The group to which De Lucia belongs, Cluster 25, Cyber Intelligence Research Unit of DuskRise, specialized in the analysis of cyber-threats, has produced an internal report which, however, is not yet public and “can only be used for the extraction of partial contents and not in its entirety”. In report, which we could read, there is talk of a major theft of intellectual property.
According to some sources the ransom demanded would have been $ 1 million, which for a reality of Thales’ size seems to be a modest figure. According to the professor of the University of Bologna Michele Colajanni, when this happens “it can depend on two reasons: the affiliates who manage the negotiations are inexperienced or the stolen information is not so important”.
In any case, we still don’t know how it would have happened. For De Lucia “it is difficult to reconstruct with certainty what vulnerability the attackers exploited exclusively on the basis of external visibility to the perishing affected as in our case “. However, LockBit is a group very well rooted in the digital underground and most of its operations involve the exploitation of data and authentication credentials provided by “Iab operators” (Initial Access Brokers). Such operators usually acquire this information starting from botnet infections (Zloader, TrickBot, RedLine) and then forward them, against payment, to the affiliates of the various ransomware groups.

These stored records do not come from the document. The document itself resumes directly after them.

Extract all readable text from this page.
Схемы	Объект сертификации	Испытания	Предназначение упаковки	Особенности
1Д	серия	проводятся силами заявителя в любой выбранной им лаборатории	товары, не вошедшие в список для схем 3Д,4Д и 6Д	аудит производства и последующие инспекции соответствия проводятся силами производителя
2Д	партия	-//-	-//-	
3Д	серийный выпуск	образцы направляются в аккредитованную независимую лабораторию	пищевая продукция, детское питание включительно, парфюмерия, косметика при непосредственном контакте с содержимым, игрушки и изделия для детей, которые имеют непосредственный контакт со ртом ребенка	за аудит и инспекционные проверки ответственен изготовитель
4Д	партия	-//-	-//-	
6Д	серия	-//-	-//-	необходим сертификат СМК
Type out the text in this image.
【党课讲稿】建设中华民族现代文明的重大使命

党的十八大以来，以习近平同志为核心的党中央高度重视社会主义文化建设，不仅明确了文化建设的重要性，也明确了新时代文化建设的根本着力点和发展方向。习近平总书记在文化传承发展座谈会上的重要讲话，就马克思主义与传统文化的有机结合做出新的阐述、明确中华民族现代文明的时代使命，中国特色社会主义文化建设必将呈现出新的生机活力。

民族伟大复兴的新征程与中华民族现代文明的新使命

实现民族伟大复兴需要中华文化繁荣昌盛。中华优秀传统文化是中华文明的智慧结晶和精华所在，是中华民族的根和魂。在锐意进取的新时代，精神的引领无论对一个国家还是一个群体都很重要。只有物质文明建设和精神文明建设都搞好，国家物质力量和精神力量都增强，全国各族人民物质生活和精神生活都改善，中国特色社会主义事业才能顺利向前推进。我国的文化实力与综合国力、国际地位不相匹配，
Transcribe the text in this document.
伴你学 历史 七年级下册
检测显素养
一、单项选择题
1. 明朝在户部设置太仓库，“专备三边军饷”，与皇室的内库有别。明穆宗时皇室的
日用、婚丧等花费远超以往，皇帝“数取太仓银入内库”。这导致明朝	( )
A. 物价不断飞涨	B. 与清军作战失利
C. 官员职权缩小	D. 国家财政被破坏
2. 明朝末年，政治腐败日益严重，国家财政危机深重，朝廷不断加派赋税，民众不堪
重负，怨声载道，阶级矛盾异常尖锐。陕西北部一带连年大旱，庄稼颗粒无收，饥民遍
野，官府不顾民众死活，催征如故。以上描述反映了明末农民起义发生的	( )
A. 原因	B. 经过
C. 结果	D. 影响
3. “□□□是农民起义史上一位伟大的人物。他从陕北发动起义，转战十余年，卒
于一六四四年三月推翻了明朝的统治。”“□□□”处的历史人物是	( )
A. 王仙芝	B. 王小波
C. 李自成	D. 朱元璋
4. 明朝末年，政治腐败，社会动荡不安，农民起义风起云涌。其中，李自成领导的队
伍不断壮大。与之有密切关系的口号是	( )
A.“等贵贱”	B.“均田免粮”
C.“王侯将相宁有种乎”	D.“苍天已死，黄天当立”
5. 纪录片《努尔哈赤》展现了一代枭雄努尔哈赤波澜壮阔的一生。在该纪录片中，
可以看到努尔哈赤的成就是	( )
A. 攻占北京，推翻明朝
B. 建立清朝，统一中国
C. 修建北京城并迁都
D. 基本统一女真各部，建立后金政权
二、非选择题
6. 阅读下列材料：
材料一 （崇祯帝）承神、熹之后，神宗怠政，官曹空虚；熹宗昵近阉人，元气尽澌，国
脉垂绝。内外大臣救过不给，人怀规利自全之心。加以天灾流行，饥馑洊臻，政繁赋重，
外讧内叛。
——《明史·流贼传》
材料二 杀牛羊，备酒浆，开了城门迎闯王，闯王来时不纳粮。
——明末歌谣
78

Indeed LockBit is a criminal organization that it thrives on the RaaS technique, Ransomware as a Service, that is, renting the ransomware, the malware that copies, exports the stolen data and then closes it behind a padlock making it impossible for the legitimate owner to use it until a ransom is paid. Affiliates of the shared malicious software management program pay a percentage to the software developers and maintainers and use it as their own. The ransom doesn’t always come, though. In the case of LockBit there are in fact many companies that they decide not to pay for various reasons, both of an ethical and practical nature, especially if they are in possession of a copy of the encrypted data that the affected entity can recover to continue its activities.
Cyber blackmail, 2021 is a year to forget
by Arturo Di Corinto
Luca Mella, expert ransomware analyst reminds us that in recent months, cyber attacks against companies in the Defense and Aerospace sector have been frequent, both in the US and in Brazil, Canada, Belgium, Israel and India and that behind these attacks “it is possible to hypothesize an underlying direction of Russian intelligence, even if the attribution remains, as always, very difficult – and he adds – but it is possible that the stolen data come from the compromise of a supplier in the supply chain of software with access to development projects “.
For De Lucia what happened is cause for concern: “The loss of intellectual property and project data relating to a company like Thales is certainly something to be taken very seriously. It operates in very critical sectors and counts national and international institutions among its clients. It is certainly to be considered a very sensitive reality for the countries in which it operates. ” Even Italy, therefore.